[jncfhnb]

You confused yourself. There are four possible outcomes at the end, but they are not equally likely. So not 50/50.

If Monty always shows a goat, it is undeniably a 2/3 chance to win on switch.

The nuance here being discussed is whether you can assume Monty would have shown you the goat had you chosen a different initial door just because he showed you one this time. If you don’t know that, then you don’t learn anything.

Edit: actually I misread. You just chose to ignore the cases where Monty revealed a car. Which is correct although most people chalk that up as a win or loss.

[LegibleCrimson]

I'm covering the problem statement.

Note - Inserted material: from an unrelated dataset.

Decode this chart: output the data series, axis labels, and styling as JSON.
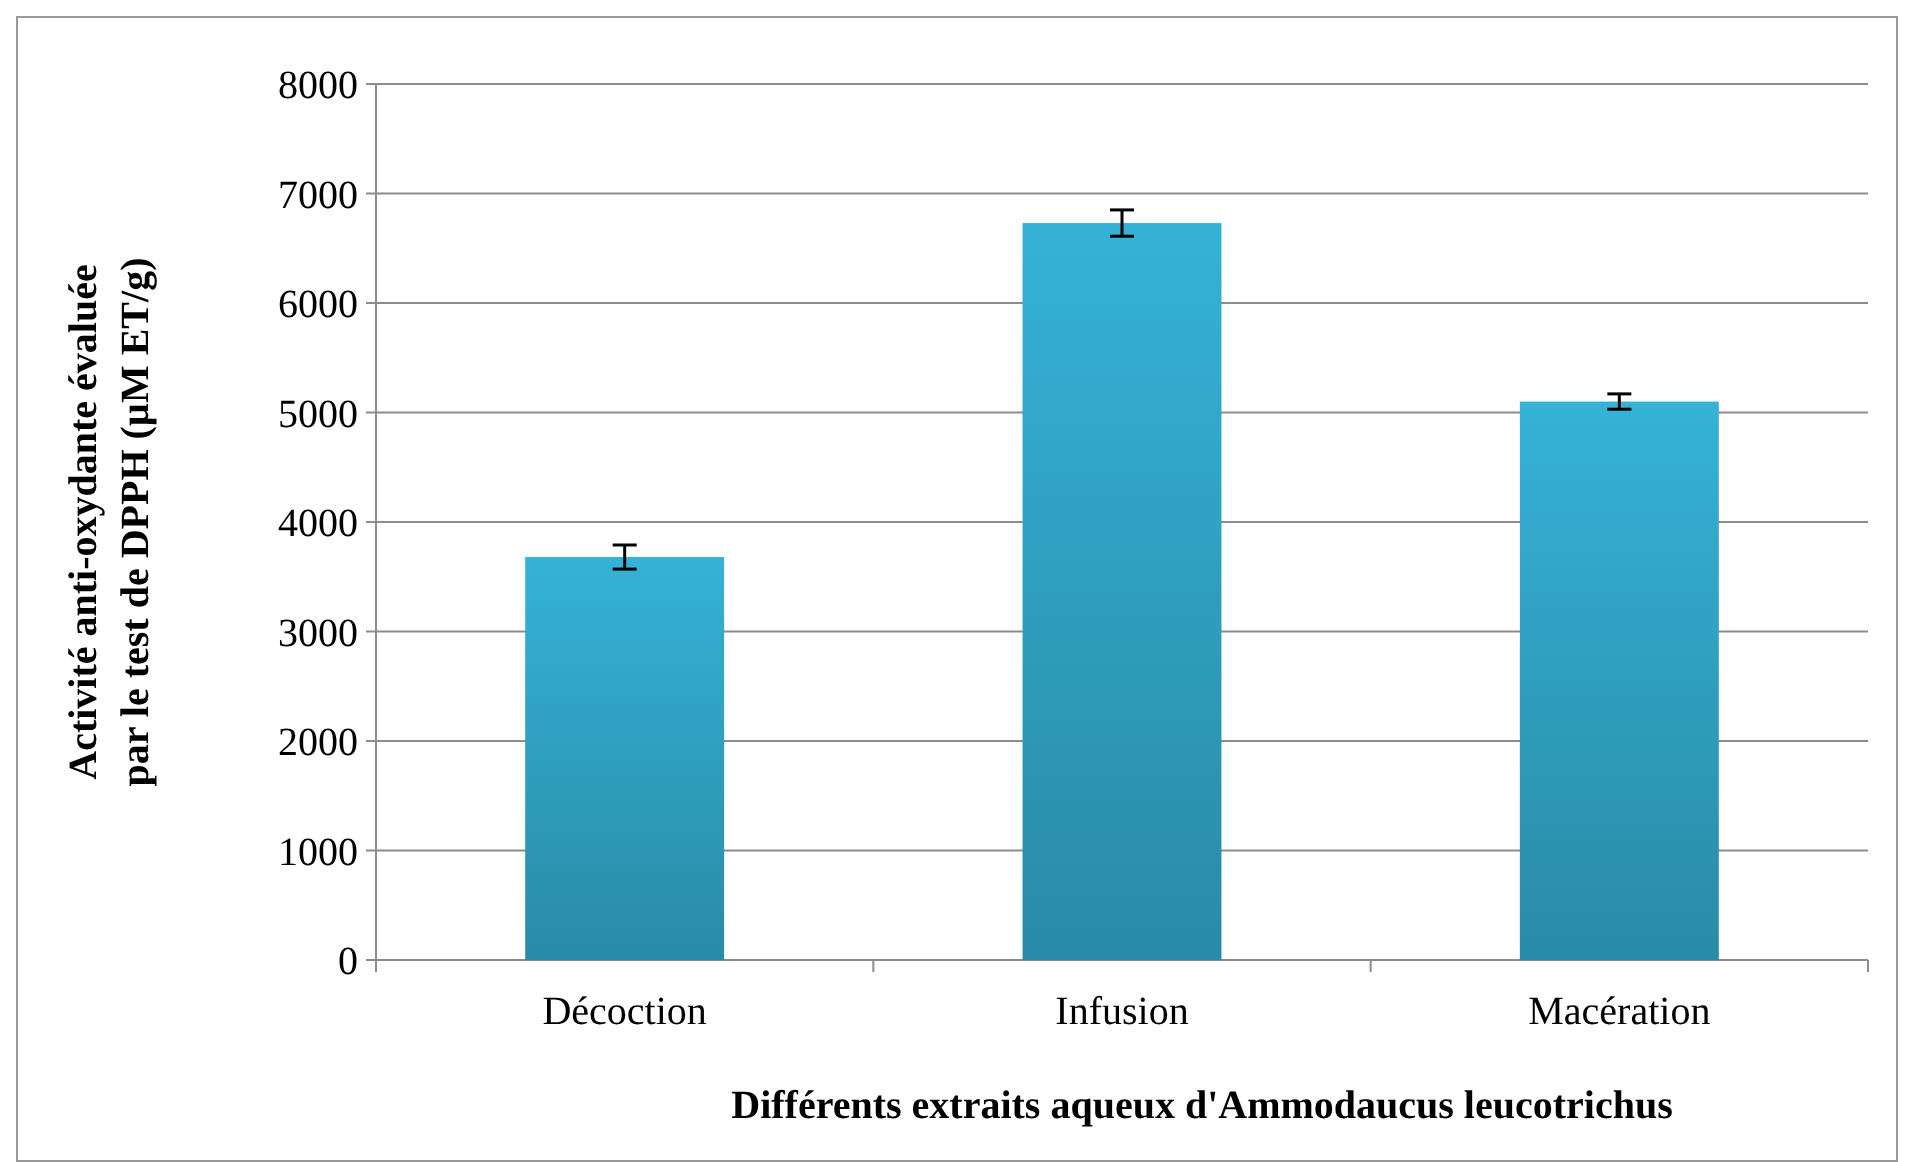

I'm ignoring the cases where Monty revealed a car because it didn't happen. You can't chalk it up as a win or a loss, because it didn't happen.

It's always "You choose a door, the host reveals a goat behind another door. Do you switch?" The scenario does not include him revealing the car.

If he intentionally chooses a goat, switching gets the car 2 times out of 3.

If he chose randomly and just happened to choose a goat, switching doesn't matter. It's 50/50.

Of course, these aren't the only scenarios. As others have mentioned, if Monty can decide whether to reveal what's behind a door, he can act maliciously and only reveal a goat if you've already selected a car, and switching will always make you lose. Without knowing these constraints, a single answer isn't knowable, as you mentioned before.

[jncfhnb]

Yes you’re correct. You’re just the first person I’ve ever seen cover the true random Monty variety who doesn’t force the situation where he shows a car in as a win or loss.